In an effort to keep reasonably fit I try to exercise regularly and it struck me recently that I should do something to keep my brain fit too so I signed up for an Open University course about ecosystems.
It's not just been useful in my work but it has also given me a greater insight into my own garden's ecosystem. I've learned more about what makes it such an interesting and diverse place, a series of interactions between plants converting energy from the sun and a multitude of living, breathing, growing organisms from the birds and bees to the microbes and fungi which eventually return all that life to the earth.
I have often thought that nature would do a better job without my interference and find its own balance, but what I've been reminded of is that for my garden to retain all of its biodiversity, it does require a degree of management or it would eventually return to woodland, the climax vegetation that all land aspires to be.

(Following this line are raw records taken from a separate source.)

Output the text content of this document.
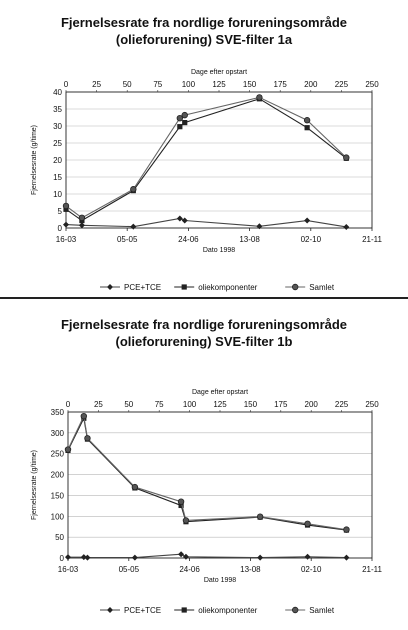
Fjernelsesrate fra nordlige forureningsområde
(olieforurening) SVE-filter 1a
Dage efter opstart
0	25	50	75 100 125 150 175 200 225 250
0
5
10
15
20
25
30
35
40
16-03	05-05	24-06	13-08	02-10	21-11
Dato 1998
Fjernelsesrate (g/time)
PCE+TCE	oliekomponenter	Samlet
Fjernelsesrate fra nordlige forureningsområde
(olieforurening) SVE-filter 1b
Dage efter opstart
0	25	50	75 100 125 150 175 200 225 250
0
50
100
150
200
250
300
350
16-03	05-05	24-06	13-08	02-10	21-11
Dato 1998
Fjernelsesrate (g/time)
PCE+TCE	oliekomponenter	Samlet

As it is, a mix of woodland (the fruit trees), woodland edge (the hedges), woodland clearing (my mini meadow) and open water (the pond) it provides accommodation for species perfectly adapted to the conditions. From blue tits dangling precariously from the slender birch twigs, midges dancing in the early morning sunlight and the pair of wild ducks which have graced my pond with their mating displays, to the many hundreds of species of insects and other invertebrates that I can and can't see without a microscope. They are all part of my gardens ecosystem, some absolutely essential, others perhaps like the sparrow hawk which only I would miss, but all with a role to play.
When we've decided that enough is enough with holes in the Hosta leaves and the green fly on the roses just have to go, it's all too easy to sprinkle round the slug pellets and reach for the insecticide spray. But in doing so we're introducing deadly poisons into the garden's food webs, depriving birds of some of their natural food and adding a toxic mix of chemicals to those that remain.
When we reduce biodiversity we do ourselves no favours. Although I've netted my vegetables so the rabbits and cabbage whites can't get to them before I do, it's live and let live here, my kind of ecosystem management doesn't recognise anything as a pest in my garden, just part of life's rich variety.